De commissie is van oordeel dat de uitingen onder 1, 2, 3 en 4 niet onder het bereik van artikel 10 van het EVRM vallen en daardoor niet beschermenswaardig zijn onder het verdrag. Het gaat namelijk om grof taalgebruik, zoals het gebruik van krachttermen en scheldwoorden, met het enkele doel om te beledigen en/of om extreem haatdragende taal, zonder dat daarmee wordt beoogd informatie of ideeën over te brengen. Het betreft uitlatingen die een beledigend en racistisch karakter hebben. De commissie overweegt dat met het doen van dergelijke grievende uitspraken geen bijdrage wordt geleverd aan een politiek of maatschappelijk debat of discussie. De door de ambtenaar gebruikte woorden dienen evenmin een functioneel doel, bijvoorbeeld om bepaalde kritiek uit te drukken. Er is daarom sprake van uitingen die afbreuk doen aan de fundamentele waarden van het verdrag. Dergelijke uitingen genieten, bezien in het licht van de hiervoor opgenomen rechtspraak van het EHRM, naar het oordeel van de commissie niet de bescherming van de vrijheid van meningsuiting.
De uitingen onder 5 en 6 vallen niet te kwalificeren als krachttermen of haatdragende taal. Dat betekent dat de uitingen binnen het bereik van artikel 10 van het EVRM vallen. De commissie is echter van oordeel dat met de voornoemde uitingen geen bijdrage wordt geleverd aan een politiek of maatschappelijk debat of discussie en de door de ambtenaar gebruikte woorden evenmin een functioneel doel dienen, bijvoorbeeld om bepaalde kritiek uit te drukken. De uitingen lijken enkel de strekking te hebben om te kwetsen, te denigreren en/of te kleineren. De wijze waarop de ambtenaar de uitspraken heeft gedaan doet afbreuk aan het werk en de kwaliteit van de politieorganisatie. De commissie is daarom van oordeel dat de door de ambtenaar gedane uitingen de in artikel 10, eerste lid, van de Ambtenarenwet opgenomen grens ten aanzien van het gebruik van de vrijheid van meningsuiting overschrijden en als ernstig plichtsverzuim kunnen worden aangemerkt.
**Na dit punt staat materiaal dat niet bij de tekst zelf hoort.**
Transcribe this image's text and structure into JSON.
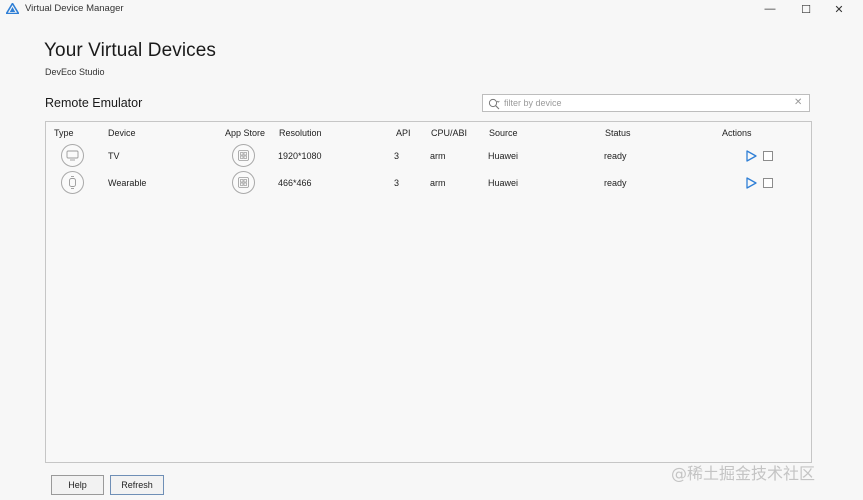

Evenredigheid disciplinaire straf
Nu verzoeker meerdere gedragingen van de ambtenaar wil bestraffen en daar ook gedragingen deel van uitmaken die buiten de bevoegdheid van de commissie vallen, is het voor de commissie niet mogelijk om de evenredigheid van de opgelegde straf te beoordelen. De commissie volstaat daarom met de in dit advies weergegeven overwegingen ten aanzien van de kwalificatie van de ernst van het plichtsverzuim.
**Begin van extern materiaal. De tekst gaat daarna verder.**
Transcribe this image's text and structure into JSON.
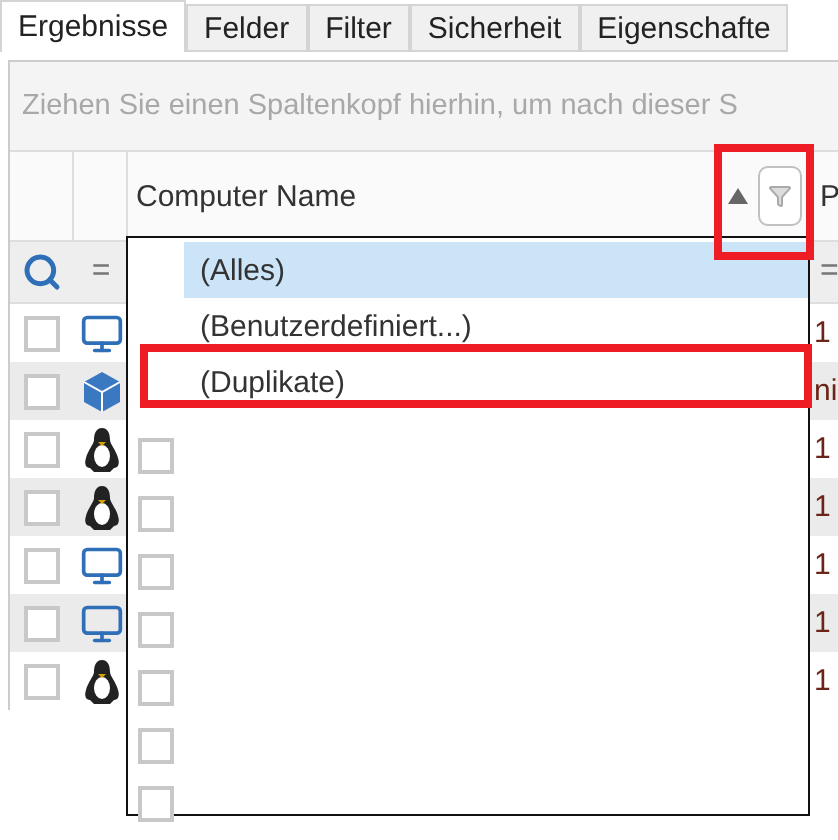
{
  "tabs": [
    {
      "label": "Ergebnisse",
      "selected": true
    },
    {
      "label": "Felder",
      "selected": false
    },
    {
      "label": "Filter",
      "selected": false
    },
    {
      "label": "Sicherheit",
      "selected": false
    },
    {
      "label": "Eigenschafte",
      "selected": false
    }
  ],
  "group_panel": {
    "placeholder": "Ziehen Sie einen Spaltenkopf hierhin, um nach dieser S"
  },
  "columns": [
    {
      "label": "Computer Name",
      "sort_ascending": true,
      "filter_open": true
    },
    {
      "label": "P"
    }
  ],
  "filter_row": {
    "operator": "=",
    "column_4_operator": "="
  },
  "rows": [
    {
      "kind": "desktop",
      "checked": false,
      "column_4": "1"
    },
    {
      "kind": "cube",
      "checked": false,
      "column_4": "ni"
    },
    {
      "kind": "penguin",
      "checked": false,
      "column_4": "1"
    },
    {
      "kind": "penguin",
      "checked": false,
      "column_4": "1"
    },
    {
      "kind": "desktop",
      "checked": false,
      "column_4": "1"
    },
    {
      "kind": "desktop",
      "checked": false,
      "column_4": "1"
    },
    {
      "kind": "penguin",
      "checked": false,
      "column_4": "1"
    }
  ],
  "filter_popup": {
    "options": [
      {
        "label": "(Alles)",
        "selected": true
      },
      {
        "label": "(Benutzerdefiniert...)",
        "selected": false
      },
      {
        "label": "(Duplikate)",
        "selected": false
      }
    ],
    "values": [
      {
        "checked": false
      },
      {
        "checked": false
      },
      {
        "checked": false
      },
      {
        "checked": false
      },
      {
        "checked": false
      },
      {
        "checked": false
      },
      {
        "checked": false
      }
    ]
  }
}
De bovenstaande overwegingen leiden tot het volgende advies.
5. Advies
De Adviescommissie grondrechten en functie-uitoefening ambtenaren acht vanuit de norm van artikel 10, eerste lid, van de Ambtenarenwet geen bezwaren aanwezig om de ambtenaar een disciplinaire straf op te leggen mede vanwege de deelname aan de WhatsApp-groepen en de aan de commissie voorgelegde uitingen.
De commissie stelt het op prijs een afschrift te mogen ontvangen van het op basis van dit advies te nemen besluit.